Such was the state of fears and hopes on both sides, at the time when Tissaphernes left the Greeks, after concluding his convention. For twenty days did they await his return, without receiving from him any communication; the Cyreian Persians under Ariæus being encamped near them. Such prolonged and unexplained delay became, after a few days, the source of much uneasiness to the Greeks; the more so as Ariæus received during this interval several visits from his Persian kinsmen, and friendly messages from the king, promising amnesty for his recent services under Cyrus. Of these messages the effects were painfully felt in manifest coldness of demeanor on the part of his Persian troops towards the Greeks. Impatient and suspicious, the Greek soldiers impressed upon Klearchus their fears, that the king had concluded the recent convention only to arrest their movements, until he should have assembled a larger army and blocked up more effectually the roads against their return. To this Klearchus replied,—“I am aware of all that you say. Yet if we now strike our tents, it will be a breach of the convention and a declaration of war. No one will furnish us with provisions; we shall have no guides; Ariæus will desert us forthwith, so that we shall have his troops as enemies instead of friends. Whether there be any other river for us to cross, I know not; but we know that the Euphrates itself can never be crossed, if there be an enemy to resist us. Nor have we any cavalry,—while cavalry is the best and most numerous force of our enemies. If the king, having all these advantages, really wishes to destroy us, I do not know why he should falsely exchange all these oaths and solemnities, and thus make his own word worthless in the eyes both of Greeks and barbarians.”[119]

Such words from Klearchus are remarkable, as they testify his own complete despair of the situation,—certainly a very natural despair,—except by amicable dealing with the Persians; and also his ignorance of geography and the country to be traversed. This feeling helps to explain his imprudent confidence afterwards in Tissaphernes.

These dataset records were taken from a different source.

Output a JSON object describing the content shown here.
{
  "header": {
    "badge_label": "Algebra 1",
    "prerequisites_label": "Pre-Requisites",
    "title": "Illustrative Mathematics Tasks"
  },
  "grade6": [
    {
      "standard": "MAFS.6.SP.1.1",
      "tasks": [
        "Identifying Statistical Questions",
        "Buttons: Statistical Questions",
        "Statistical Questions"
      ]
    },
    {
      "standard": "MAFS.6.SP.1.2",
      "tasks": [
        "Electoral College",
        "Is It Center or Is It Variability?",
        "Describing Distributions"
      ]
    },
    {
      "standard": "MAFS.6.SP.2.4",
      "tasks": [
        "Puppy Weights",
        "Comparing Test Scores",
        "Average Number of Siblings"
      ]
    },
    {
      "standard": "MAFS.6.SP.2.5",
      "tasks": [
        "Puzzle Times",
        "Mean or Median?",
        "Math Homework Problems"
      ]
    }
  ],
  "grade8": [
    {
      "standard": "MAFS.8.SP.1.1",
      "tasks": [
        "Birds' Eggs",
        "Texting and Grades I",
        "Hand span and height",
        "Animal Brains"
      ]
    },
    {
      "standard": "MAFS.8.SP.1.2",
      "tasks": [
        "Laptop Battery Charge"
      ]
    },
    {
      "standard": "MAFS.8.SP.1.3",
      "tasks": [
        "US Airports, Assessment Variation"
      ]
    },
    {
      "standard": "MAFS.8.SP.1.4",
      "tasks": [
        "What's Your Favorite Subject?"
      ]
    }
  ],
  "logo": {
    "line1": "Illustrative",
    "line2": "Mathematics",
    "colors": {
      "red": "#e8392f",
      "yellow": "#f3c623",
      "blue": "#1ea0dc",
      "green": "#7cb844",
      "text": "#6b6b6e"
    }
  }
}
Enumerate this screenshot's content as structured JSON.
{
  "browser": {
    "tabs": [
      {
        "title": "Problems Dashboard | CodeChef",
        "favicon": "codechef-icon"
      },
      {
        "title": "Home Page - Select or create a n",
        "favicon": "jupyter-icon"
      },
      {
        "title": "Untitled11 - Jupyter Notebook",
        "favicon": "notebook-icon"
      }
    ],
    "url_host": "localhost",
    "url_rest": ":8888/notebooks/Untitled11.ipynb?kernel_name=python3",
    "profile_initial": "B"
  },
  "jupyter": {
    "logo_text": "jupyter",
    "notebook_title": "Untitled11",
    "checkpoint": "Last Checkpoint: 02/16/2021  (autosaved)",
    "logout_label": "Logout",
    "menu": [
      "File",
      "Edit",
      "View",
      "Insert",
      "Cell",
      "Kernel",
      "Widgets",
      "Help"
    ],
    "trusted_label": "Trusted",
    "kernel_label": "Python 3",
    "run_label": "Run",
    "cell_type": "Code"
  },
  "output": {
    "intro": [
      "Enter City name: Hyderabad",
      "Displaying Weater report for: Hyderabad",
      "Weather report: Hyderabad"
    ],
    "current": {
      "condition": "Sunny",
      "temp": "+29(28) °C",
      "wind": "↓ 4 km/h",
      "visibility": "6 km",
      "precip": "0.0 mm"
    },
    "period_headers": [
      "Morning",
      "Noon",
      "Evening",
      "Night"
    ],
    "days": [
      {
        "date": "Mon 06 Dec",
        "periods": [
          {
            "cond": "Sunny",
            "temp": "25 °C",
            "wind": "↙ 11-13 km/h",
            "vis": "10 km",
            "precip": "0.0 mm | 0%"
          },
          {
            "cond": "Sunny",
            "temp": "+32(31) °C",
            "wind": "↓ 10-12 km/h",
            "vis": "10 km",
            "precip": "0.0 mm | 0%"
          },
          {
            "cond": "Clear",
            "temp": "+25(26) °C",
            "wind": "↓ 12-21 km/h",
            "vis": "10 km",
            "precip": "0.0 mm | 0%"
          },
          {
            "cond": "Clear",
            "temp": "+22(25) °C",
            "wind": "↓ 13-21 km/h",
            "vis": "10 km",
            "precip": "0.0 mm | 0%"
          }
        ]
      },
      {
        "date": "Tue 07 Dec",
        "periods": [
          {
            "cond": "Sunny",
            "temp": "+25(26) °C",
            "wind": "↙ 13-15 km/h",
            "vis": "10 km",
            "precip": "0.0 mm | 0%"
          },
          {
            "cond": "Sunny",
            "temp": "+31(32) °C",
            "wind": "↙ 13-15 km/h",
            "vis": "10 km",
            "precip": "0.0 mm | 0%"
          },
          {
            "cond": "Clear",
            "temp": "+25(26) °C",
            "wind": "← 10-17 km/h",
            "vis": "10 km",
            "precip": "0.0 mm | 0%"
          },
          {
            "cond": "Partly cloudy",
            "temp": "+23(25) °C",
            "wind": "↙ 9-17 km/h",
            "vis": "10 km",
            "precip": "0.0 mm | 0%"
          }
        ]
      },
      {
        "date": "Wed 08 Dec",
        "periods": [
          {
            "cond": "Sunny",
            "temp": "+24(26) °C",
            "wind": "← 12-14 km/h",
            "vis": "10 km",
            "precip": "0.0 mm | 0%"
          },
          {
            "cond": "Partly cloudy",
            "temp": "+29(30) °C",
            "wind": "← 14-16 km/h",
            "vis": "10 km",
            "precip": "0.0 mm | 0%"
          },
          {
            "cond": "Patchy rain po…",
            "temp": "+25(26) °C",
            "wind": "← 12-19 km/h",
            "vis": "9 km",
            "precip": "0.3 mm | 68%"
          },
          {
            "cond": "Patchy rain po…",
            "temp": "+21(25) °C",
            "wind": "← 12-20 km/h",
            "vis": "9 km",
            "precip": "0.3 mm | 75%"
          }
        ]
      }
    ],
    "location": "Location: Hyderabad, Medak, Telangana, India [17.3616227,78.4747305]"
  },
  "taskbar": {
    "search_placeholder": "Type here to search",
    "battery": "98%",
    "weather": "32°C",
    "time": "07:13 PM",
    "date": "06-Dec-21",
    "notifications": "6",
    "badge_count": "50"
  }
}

That satrap, however, after twenty days, at last came back, with his army prepared to return to Ionia,—with the king’s daughter whom he had just received in marriage,—and with another grandee named Orontas. Tissaphernes took the conduct of the march, providing supplies for the Greek troops to purchase; while Ariæus and his division now separated themselves altogether from the Greeks, and became intermingled with the other Persians. Klearchus and the Greeks followed them, at the distance of about three miles in the rear, with a separate guide for themselves; not without jealousy and mistrust, sometimes shown in individual conflicts, while collecting wood or forage, between them and the Persians of Ariæus. After three days’ march (that is, apparently, three days, calculated from the moment when they began their retreat with Ariæus) they came to the Wall of Media, and passed through it,[120] prosecuting their march onward through the country on its other or interior side. It was of bricks cemented with bitumen, one hundred feet high, and twenty feet broad; it was said to extend a length of twenty parasangs (or about seventy miles, if we reckon the parasang at thirty stadia), and to be not far distant from Babylon. Two days of farther march, computed as eight parasangs, brought them to the Tigris. During these two days they crossed two great ship canals, one of them over a permanent bridge, the other over a temporary bridge laid on seven boats. Canals of such magnitude must probably have been two among the four stated by Xenophon to be drawn from the river Tigris, each of them a parasang distant from the other. They were one hundred feet broad, and deep enough even for heavy vessels; they were distributed by means of numerous smaller channels and ditches for the irrigation of the soil; and they were said to fall into the Euphrates; or rather, perhaps, they terminated in one main larger canal cut directly from the Euphrates to the Tigris, each of them joining this larger canal at a different point of its course. Within less than two miles of the Tigris was a large and populous city named Sittakê, near which the Greeks pitched their camp, on the verge of a beautiful park or thick grove full of all kinds of trees; while the Persians all crossed the Tigris, at the neighboring bridge.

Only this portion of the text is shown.